Broader New York dining picture at the four-dollar-sign level is heavily weighted toward tasting menu formats, particularly in the French and contemporary categories that define venues like Lazy Bear in San Francisco or Alinea in Chicago. The Leopard offers à la carte Italian in a historic room, a format that has become less common at the leading price tier as the industry has moved toward fixed menus. That structural choice is itself a value signal: you are not locked into a set sequence or a chef's imposed narrative. You order, and the kitchen executes regional Italian cooking that the inspectorate has confirmed meets a professional standard.

For context on how New York's premium Italian scene fits into the city's wider restaurant picture, our full New York City restaurants guide covers the category in depth. If you are building a longer itinerary, our New York City hotels guide, bars guide, and experiences guide provide the surrounding context. For wine-focused visits, our New York City wineries guide covers the regional picture.

Those building US itineraries around serious dining might also consider how The Leopard fits relative to other four-dollar-sign rooms in different cities: Emeril's in New Orleans, Providence in Los Angeles, and The French Laundry in Napa or Single Thread Farm in Healdsburg represent different regional approaches to the same price tier.

Planning Your Visit

The restaurant is located at 1 West 67th Street, inside the Hotel des Artistes, within walking distance of Lincoln Center. The price tier is $$$$, placing it among New York's higher-cost Italian options. The Michelin Plate (2024) confirms cooking quality within its regional Italian category. Weekend brunch includes live jazz. Google reviewer rating stands at 4.4 across 424 reviews, a signal of consistent guest satisfaction over a meaningful sample.
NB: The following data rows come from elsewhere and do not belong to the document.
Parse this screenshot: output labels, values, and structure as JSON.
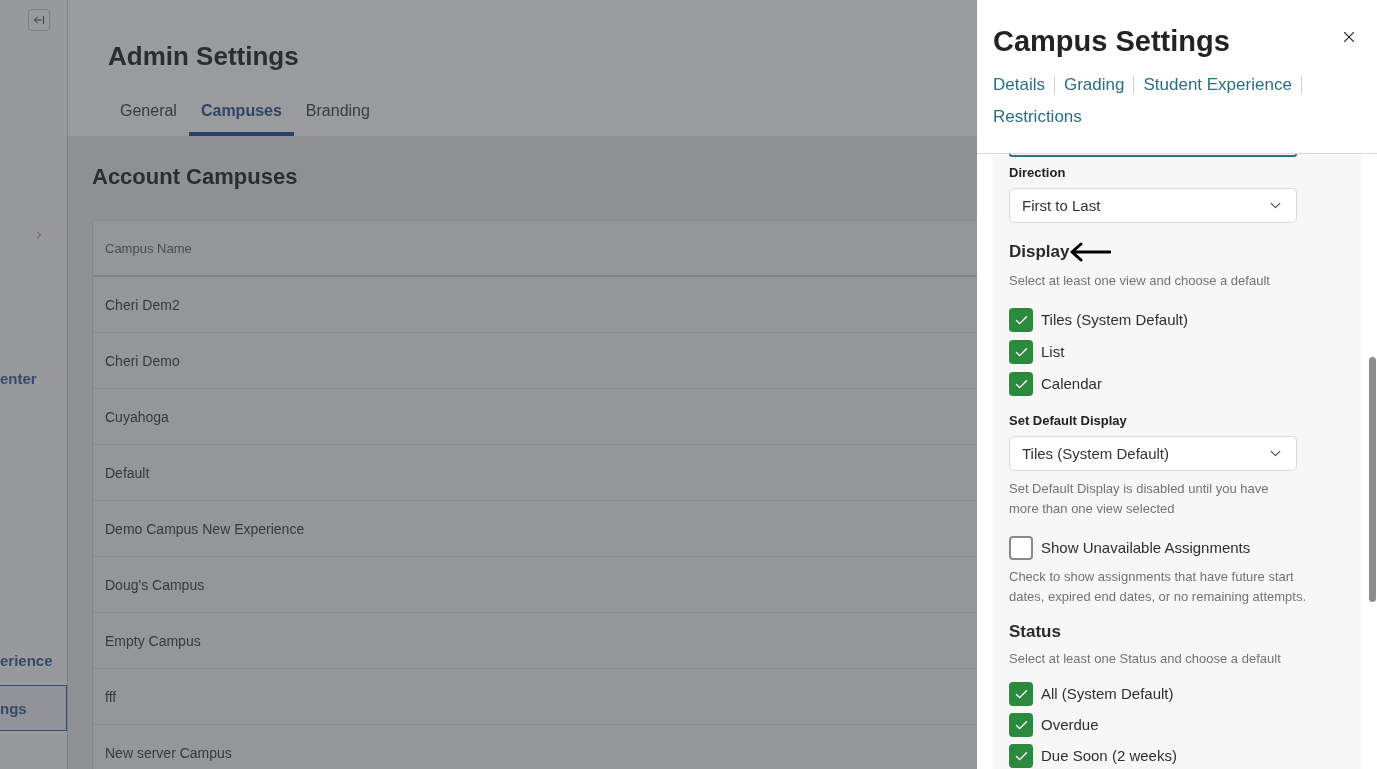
{
  "sidebar": {
    "items": [
      {
        "label": "enter",
        "selected": false
      },
      {
        "label": "erience",
        "selected": false
      },
      {
        "label": "ngs",
        "selected": true
      }
    ]
  },
  "page": {
    "title": "Admin Settings",
    "tabs": [
      {
        "label": "General",
        "selected": false
      },
      {
        "label": "Campuses",
        "selected": true
      },
      {
        "label": "Branding",
        "selected": false
      }
    ]
  },
  "campuses": {
    "title": "Account Campuses",
    "columns": [
      "Campus Name"
    ],
    "rows": [
      "Cheri Dem2",
      "Cheri Demo",
      "Cuyahoga",
      "Default",
      "Demo Campus New Experience",
      "Doug's Campus",
      "Empty Campus",
      "fff",
      "New server Campus"
    ]
  },
  "panel": {
    "title": "Campus Settings",
    "sections": [
      "Details",
      "Grading",
      "Student Experience",
      "Restrictions"
    ],
    "direction": {
      "label": "Direction",
      "value": "First to Last"
    },
    "display": {
      "heading": "Display",
      "hint": "Select at least one view and choose a default",
      "options": [
        {
          "label": "Tiles (System Default)",
          "checked": true
        },
        {
          "label": "List",
          "checked": true
        },
        {
          "label": "Calendar",
          "checked": true
        }
      ],
      "default_label": "Set Default Display",
      "default_value": "Tiles (System Default)",
      "default_note": "Set Default Display is disabled until you have more than one view selected"
    },
    "unavailable": {
      "label": "Show Unavailable Assignments",
      "checked": false,
      "note": "Check to show assignments that have future start dates, expired end dates, or no remaining attempts."
    },
    "status": {
      "heading": "Status",
      "hint": "Select at least one Status and choose a default",
      "options": [
        {
          "label": "All (System Default)",
          "checked": true
        },
        {
          "label": "Overdue",
          "checked": true
        },
        {
          "label": "Due Soon (2 weeks)",
          "checked": true
        }
      ]
    }
  }
}
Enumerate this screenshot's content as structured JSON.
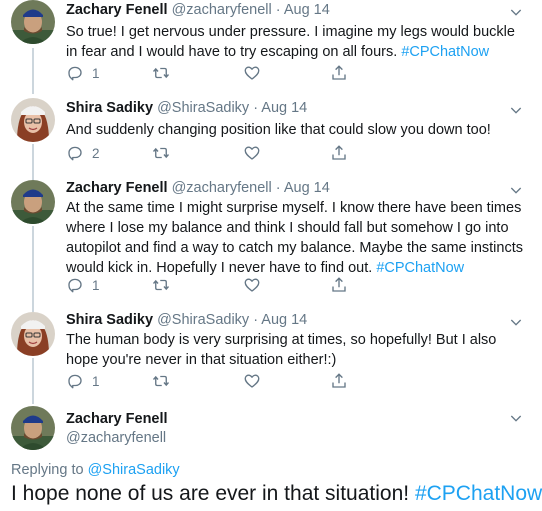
{
  "colors": {
    "accent": "#1da1f2",
    "secondary_text": "#657786",
    "thread_line": "#ccd6dd"
  },
  "tweets": [
    {
      "name": "Zachary Fenell",
      "handle": "@zacharyfenell",
      "dot": "·",
      "date": "Aug 14",
      "text_plain": "So true! I get nervous under pressure. I imagine my legs would buckle in fear and I would have to try escaping on all fours. ",
      "hashtag": "#CPChatNow",
      "reply_count": "1",
      "avatar_icon": "avatar-zachary"
    },
    {
      "name": "Shira Sadiky",
      "handle": "@ShiraSadiky",
      "dot": "·",
      "date": "Aug 14",
      "text_plain": "And suddenly changing position like that could slow you down too!",
      "hashtag": "",
      "reply_count": "2",
      "avatar_icon": "avatar-shira"
    },
    {
      "name": "Zachary Fenell",
      "handle": "@zacharyfenell",
      "dot": "·",
      "date": "Aug 14",
      "text_plain": "At the same time I might surprise myself. I know there have been times where I lose my balance and think I should fall but somehow I go into autopilot and find a way to catch my balance. Maybe the same instincts would kick in. Hopefully I never have to find out. ",
      "hashtag": "#CPChatNow",
      "reply_count": "1",
      "avatar_icon": "avatar-zachary"
    },
    {
      "name": "Shira Sadiky",
      "handle": "@ShiraSadiky",
      "dot": "·",
      "date": "Aug 14",
      "text_plain": "The human body is very surprising at times, so hopefully! But I also hope you're never in that situation either!:)",
      "hashtag": "",
      "reply_count": "1",
      "avatar_icon": "avatar-shira"
    }
  ],
  "main_tweet": {
    "name": "Zachary Fenell",
    "handle": "@zacharyfenell",
    "replying_label": "Replying to ",
    "replying_to": "@ShiraSadiky",
    "text_plain": "I hope none of us are ever in that situation! ",
    "hashtag": "#CPChatNow"
  },
  "icons": {
    "reply": "reply-icon",
    "retweet": "retweet-icon",
    "like": "heart-icon",
    "share": "share-icon",
    "menu": "chevron-down-icon"
  }
}
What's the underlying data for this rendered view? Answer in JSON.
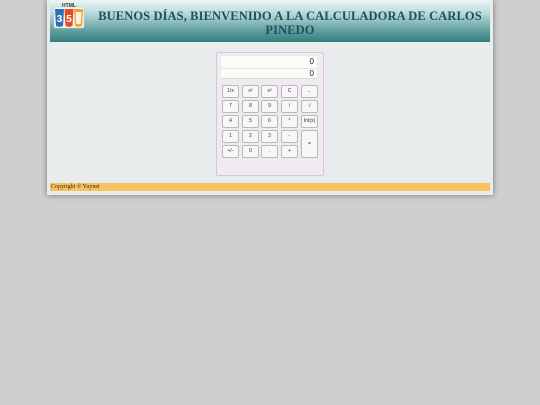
{
  "header": {
    "title": "BUENOS DÍAS, BIENVENIDO A LA CALCULADORA DE CARLOS PINEDO",
    "logo_text": "HTML",
    "logo_digits": [
      "3",
      "5"
    ]
  },
  "calculator": {
    "display_expression": "0",
    "display_result": "0",
    "keys": {
      "reciprocal": "1/x",
      "square": "x²",
      "cube": "x³",
      "clear": "C",
      "backspace": "←",
      "seven": "7",
      "eight": "8",
      "nine": "9",
      "divide": "/",
      "sqrt": "√",
      "four": "4",
      "five": "5",
      "six": "6",
      "multiply": "*",
      "integer": "Int(x)",
      "one": "1",
      "two": "2",
      "three": "3",
      "subtract": "-",
      "equals": "=",
      "negate": "+/-",
      "zero": "0",
      "decimal": ".",
      "add": "+"
    }
  },
  "footer": {
    "copyright": "Copyright © Yuynet"
  },
  "colors": {
    "page_background": "#cfcfcf",
    "header_dark": "#357c7c",
    "title_text": "#1f4f5f",
    "footer_bar": "#f7c362",
    "calculator_body": "#f1eaf3"
  }
}
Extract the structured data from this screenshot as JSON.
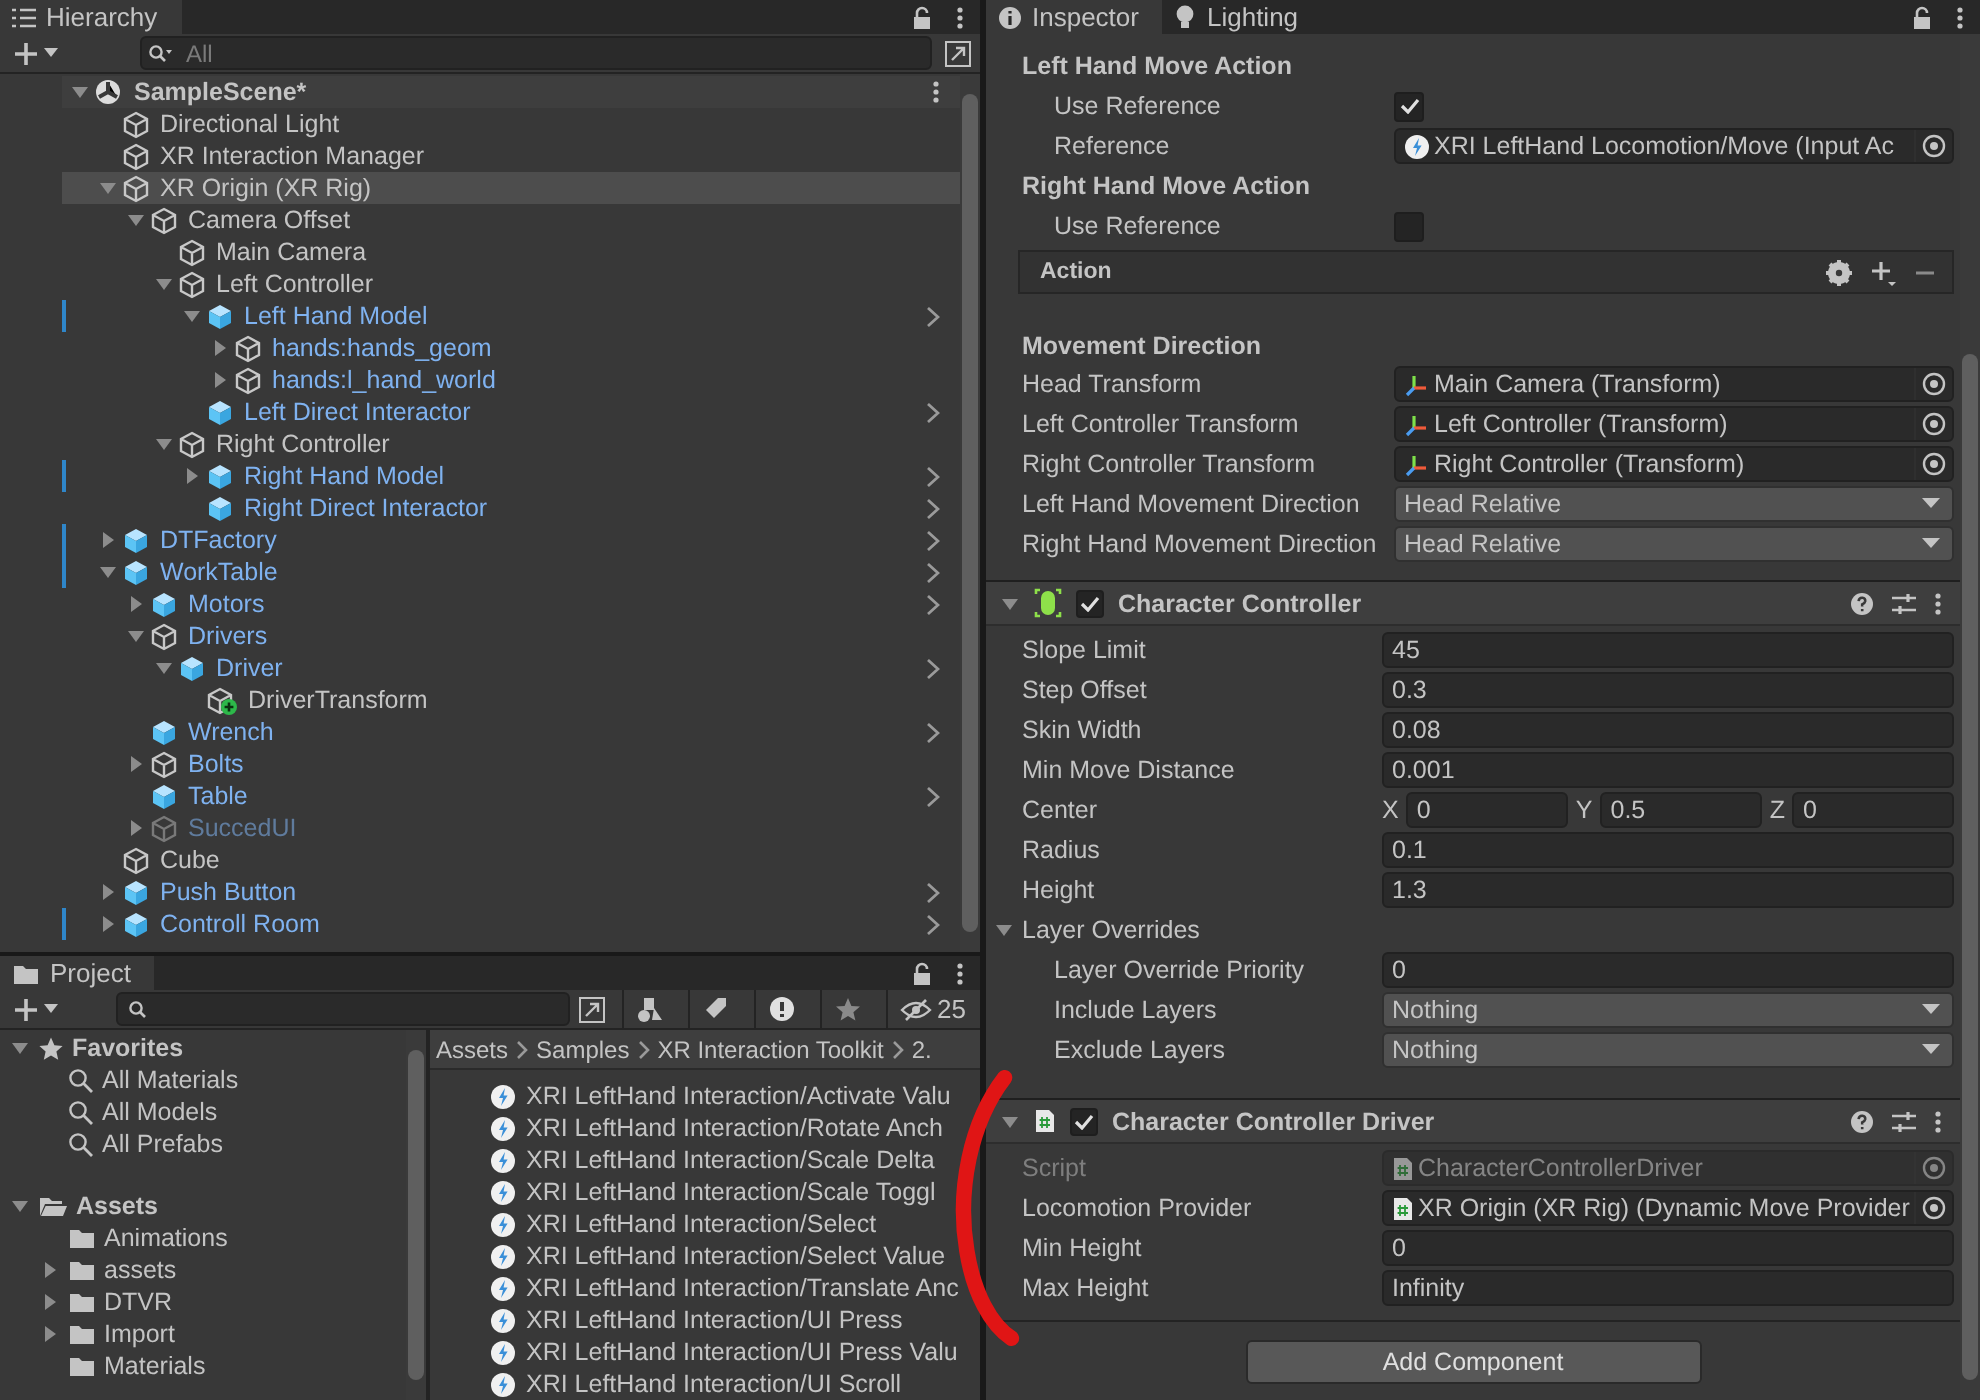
{
  "hierarchy": {
    "tab": "Hierarchy",
    "search": {
      "placeholder": "All"
    },
    "scene": {
      "name": "SampleScene*",
      "expanded": true,
      "children": [
        {
          "name": "Directional Light",
          "kind": "cube",
          "prefab": false,
          "override": false,
          "active": true,
          "selected": false
        },
        {
          "name": "XR Interaction Manager",
          "kind": "cube",
          "prefab": false,
          "override": false,
          "active": true,
          "selected": false
        },
        {
          "name": "XR Origin (XR Rig)",
          "kind": "cube",
          "prefab": false,
          "override": false,
          "active": true,
          "selected": true,
          "expanded": true,
          "children": [
            {
              "name": "Camera Offset",
              "kind": "cube",
              "prefab": false,
              "override": false,
              "active": true,
              "selected": false,
              "expanded": true,
              "children": [
                {
                  "name": "Main Camera",
                  "kind": "cube",
                  "prefab": false,
                  "override": false,
                  "active": true,
                  "selected": false
                },
                {
                  "name": "Left Controller",
                  "kind": "cube",
                  "prefab": false,
                  "override": false,
                  "active": true,
                  "selected": false,
                  "expanded": true,
                  "children": [
                    {
                      "name": "Left Hand Model",
                      "kind": "prefab",
                      "prefab": true,
                      "override": true,
                      "active": true,
                      "selected": false,
                      "expanded": true,
                      "children": [
                        {
                          "name": "hands:hands_geom",
                          "kind": "cube",
                          "prefab": true,
                          "override": false,
                          "active": true,
                          "selected": false,
                          "expanded": false
                        },
                        {
                          "name": "hands:l_hand_world",
                          "kind": "cube",
                          "prefab": true,
                          "override": false,
                          "active": true,
                          "selected": false,
                          "expanded": false
                        }
                      ]
                    },
                    {
                      "name": "Left Direct Interactor",
                      "kind": "prefab",
                      "prefab": true,
                      "override": false,
                      "active": true,
                      "selected": false
                    }
                  ]
                },
                {
                  "name": "Right Controller",
                  "kind": "cube",
                  "prefab": false,
                  "override": false,
                  "active": true,
                  "selected": false,
                  "expanded": true,
                  "children": [
                    {
                      "name": "Right Hand Model",
                      "kind": "prefab",
                      "prefab": true,
                      "override": true,
                      "active": true,
                      "selected": false,
                      "expanded": false
                    },
                    {
                      "name": "Right Direct Interactor",
                      "kind": "prefab",
                      "prefab": true,
                      "override": false,
                      "active": true,
                      "selected": false
                    }
                  ]
                }
              ]
            }
          ]
        },
        {
          "name": "DTFactory",
          "kind": "prefab",
          "prefab": true,
          "override": true,
          "active": true,
          "selected": false,
          "expanded": false
        },
        {
          "name": "WorkTable",
          "kind": "prefab",
          "prefab": true,
          "override": true,
          "active": true,
          "selected": false,
          "expanded": true,
          "children": [
            {
              "name": "Motors",
              "kind": "prefab",
              "prefab": true,
              "override": false,
              "active": true,
              "selected": false,
              "expanded": false
            },
            {
              "name": "Drivers",
              "kind": "cube",
              "prefab": true,
              "override": false,
              "active": true,
              "selected": false,
              "expanded": true,
              "children": [
                {
                  "name": "Driver",
                  "kind": "prefab",
                  "prefab": true,
                  "override": false,
                  "active": true,
                  "selected": false,
                  "expanded": true,
                  "children": [
                    {
                      "name": "DriverTransform",
                      "kind": "added",
                      "prefab": false,
                      "override": false,
                      "active": true,
                      "selected": false
                    }
                  ]
                }
              ]
            },
            {
              "name": "Wrench",
              "kind": "prefab",
              "prefab": true,
              "override": false,
              "active": true,
              "selected": false
            },
            {
              "name": "Bolts",
              "kind": "cube",
              "prefab": true,
              "override": false,
              "active": true,
              "selected": false,
              "expanded": false
            },
            {
              "name": "Table",
              "kind": "prefab",
              "prefab": true,
              "override": false,
              "active": true,
              "selected": false
            },
            {
              "name": "SuccedUI",
              "kind": "cube",
              "prefab": true,
              "override": false,
              "active": false,
              "selected": false,
              "expanded": false
            }
          ]
        },
        {
          "name": "Cube",
          "kind": "cube",
          "prefab": false,
          "override": false,
          "active": true,
          "selected": false
        },
        {
          "name": "Push Button",
          "kind": "prefab",
          "prefab": true,
          "override": false,
          "active": true,
          "selected": false,
          "expanded": false
        },
        {
          "name": "Controll Room",
          "kind": "prefab",
          "prefab": true,
          "override": true,
          "active": true,
          "selected": false,
          "expanded": false
        }
      ]
    }
  },
  "project": {
    "tab": "Project",
    "hidden_count": "25",
    "tree": [
      {
        "label": "Favorites",
        "kind": "favorites",
        "expanded": true,
        "children": [
          {
            "label": "All Materials",
            "kind": "search"
          },
          {
            "label": "All Models",
            "kind": "search"
          },
          {
            "label": "All Prefabs",
            "kind": "search"
          }
        ]
      },
      {
        "label": "Assets",
        "kind": "folder",
        "expanded": true,
        "children": [
          {
            "label": "Animations",
            "kind": "folder"
          },
          {
            "label": "assets",
            "kind": "folder",
            "expanded": false
          },
          {
            "label": "DTVR",
            "kind": "folder",
            "expanded": false
          },
          {
            "label": "Import",
            "kind": "folder",
            "expanded": false
          },
          {
            "label": "Materials",
            "kind": "folder"
          }
        ]
      }
    ],
    "breadcrumb": [
      "Assets",
      "Samples",
      "XR Interaction Toolkit",
      "2."
    ],
    "files": [
      "XRI LeftHand Interaction/Activate Valu",
      "XRI LeftHand Interaction/Rotate Anch",
      "XRI LeftHand Interaction/Scale Delta",
      "XRI LeftHand Interaction/Scale Toggl",
      "XRI LeftHand Interaction/Select",
      "XRI LeftHand Interaction/Select Value",
      "XRI LeftHand Interaction/Translate Anc",
      "XRI LeftHand Interaction/UI Press",
      "XRI LeftHand Interaction/UI Press Valu",
      "XRI LeftHand Interaction/UI Scroll"
    ]
  },
  "inspector": {
    "tabs": [
      {
        "label": "Inspector",
        "selected": true
      },
      {
        "label": "Lighting",
        "selected": false
      }
    ],
    "rows": [
      {
        "kind": "heading",
        "label": "Left Hand Move Action",
        "children": [
          {
            "kind": "checkbox",
            "label": "Use Reference",
            "checked": true
          },
          {
            "kind": "reference",
            "label": "Reference",
            "value": "XRI LeftHand Locomotion/Move (Input Ac",
            "disabled": false
          }
        ]
      },
      {
        "kind": "heading",
        "label": "Right Hand Move Action",
        "children": [
          {
            "kind": "checkbox",
            "label": "Use Reference",
            "checked": false
          },
          {
            "kind": "action-box",
            "label": "Action"
          }
        ]
      },
      {
        "kind": "heading",
        "label": "Movement Direction"
      },
      {
        "kind": "transform",
        "label": "Head Transform",
        "value": "Main Camera (Transform)",
        "disabled": false
      },
      {
        "kind": "transform",
        "label": "Left Controller Transform",
        "value": "Left Controller (Transform)",
        "disabled": false
      },
      {
        "kind": "transform",
        "label": "Right Controller Transform",
        "value": "Right Controller (Transform)",
        "disabled": false
      },
      {
        "kind": "dropdown",
        "label": "Left Hand Movement Direction",
        "value": "Head Relative"
      },
      {
        "kind": "dropdown",
        "label": "Right Hand Movement Direction",
        "value": "Head Relative"
      },
      {
        "kind": "collider",
        "title": "Character Controller",
        "enabled": true,
        "expanded": true,
        "children": [
          {
            "kind": "text",
            "label": "Slope Limit",
            "value": "45"
          },
          {
            "kind": "text",
            "label": "Step Offset",
            "value": "0.3"
          },
          {
            "kind": "text",
            "label": "Skin Width",
            "value": "0.08"
          },
          {
            "kind": "text",
            "label": "Min Move Distance",
            "value": "0.001"
          },
          {
            "kind": "vector3",
            "label": "Center",
            "values": [
              {
                "axis": "X",
                "value": "0"
              },
              {
                "axis": "Y",
                "value": "0.5"
              },
              {
                "axis": "Z",
                "value": "0"
              }
            ]
          },
          {
            "kind": "text",
            "label": "Radius",
            "value": "0.1"
          },
          {
            "kind": "text",
            "label": "Height",
            "value": "1.3"
          },
          {
            "kind": "foldout",
            "label": "Layer Overrides",
            "expanded": true,
            "children": [
              {
                "kind": "text",
                "label": "Layer Override Priority",
                "value": "0"
              },
              {
                "kind": "dropdown",
                "label": "Include Layers",
                "value": "Nothing"
              },
              {
                "kind": "dropdown",
                "label": "Exclude Layers",
                "value": "Nothing"
              }
            ]
          }
        ]
      },
      {
        "kind": "behaviour",
        "title": "Character Controller Driver",
        "enabled": true,
        "expanded": true,
        "children": [
          {
            "kind": "script",
            "label": "Script",
            "value": "CharacterControllerDriver",
            "disabled": true
          },
          {
            "kind": "script",
            "label": "Locomotion Provider",
            "value": "XR Origin (XR Rig) (Dynamic Move Provider",
            "disabled": false
          },
          {
            "kind": "text",
            "label": "Min Height",
            "value": "0"
          },
          {
            "kind": "text",
            "label": "Max Height",
            "value": "Infinity"
          }
        ]
      }
    ],
    "add_button": "Add Component"
  }
}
Quick reference: 1 W 67th St, New York, NY 10023 | Italian | $$$$ | Michelin Plate 2024 | Weekend jazz brunch | 4.4 Google rating (401 reviews)

Signature Dishes
Ragu NapoletanoPaccheri w/ mushroomsBranzino

A Minimal comparable set

Comparable venues nearby, for context on price, style, and recognition.

At a Glance
Vibe
  • Romantic
  • Elegant
  • Classic
  • Intimate
  • Sophisticated
  • Iconic
Best For
  • Date Night
  • Special Occasion
  • Celebration
  • Business Dinner
Experience
  • Historic Building
  • Live Music
Drink Program
  • Extensive Wine List
Dress CodeSmart Casual
Noise LevelConversational
CapacityMedium
Service StyleUpscale Casual
Meal PacingLeisurely

Romantic lighting with colorful historic murals creating an elegant, intimate, and classic old-world atmosphere.